“When Apple was planning its Apple Pay electronic payment system last summer for its iPhones, the nation’s banks raced to be included among the first credit card issuers associated with the new technology,” Andrew Ross Sorkin reports for The New York Times.
“Six months later, some of the nation’s banks are privately complaining that Apple Pay may not be so great after all. But the banks may largely have themselves to blame,” Sorkin reports. “Apple Pay itself should, in theory, cut down on fraud because it makes stealing credit card information almost impossible. Each time a transaction takes place, Apple generates the equivalent of a new credit card number so the merchant never actually sees a customer’s information.”

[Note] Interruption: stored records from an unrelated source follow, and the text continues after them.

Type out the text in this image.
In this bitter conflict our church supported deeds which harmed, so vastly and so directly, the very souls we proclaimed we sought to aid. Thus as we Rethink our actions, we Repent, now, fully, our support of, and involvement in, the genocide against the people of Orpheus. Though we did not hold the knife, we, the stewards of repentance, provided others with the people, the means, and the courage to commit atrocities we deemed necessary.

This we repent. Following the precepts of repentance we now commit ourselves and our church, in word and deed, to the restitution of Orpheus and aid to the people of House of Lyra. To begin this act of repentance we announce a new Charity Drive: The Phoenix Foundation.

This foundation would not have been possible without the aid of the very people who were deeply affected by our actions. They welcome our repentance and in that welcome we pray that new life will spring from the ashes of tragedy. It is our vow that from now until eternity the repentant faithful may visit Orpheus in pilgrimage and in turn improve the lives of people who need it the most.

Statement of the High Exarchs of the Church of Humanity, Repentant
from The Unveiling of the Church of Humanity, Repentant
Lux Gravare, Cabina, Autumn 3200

“The banks, desperate to become their customers’ default card on Apple Pay — most add only one to their iPhones — did little to build their own defenses or to push Apple to provide more detailed information about its customers. Some bank executives acknowledged that they were were so scared of Apple that they didn’t speak up. The banks didn’t press the company for fear that they would not be included among the initial issuers on Apple Pay,” Sorkin reports. “It also appears that banks set up a flawed process to deal with the credit cards that it did flag. Affected users were directed to a customer care phone center, not a fraud prevention center. A customer care center’s mission is to help customers use their cards, leading more fraudulent cards to be approved for use on Apple Pay.”
Read more in the full article here.
MacDailyNews Take: Again, Apple Pay is secure, it’s the initial verification process that the banks need to tighten up.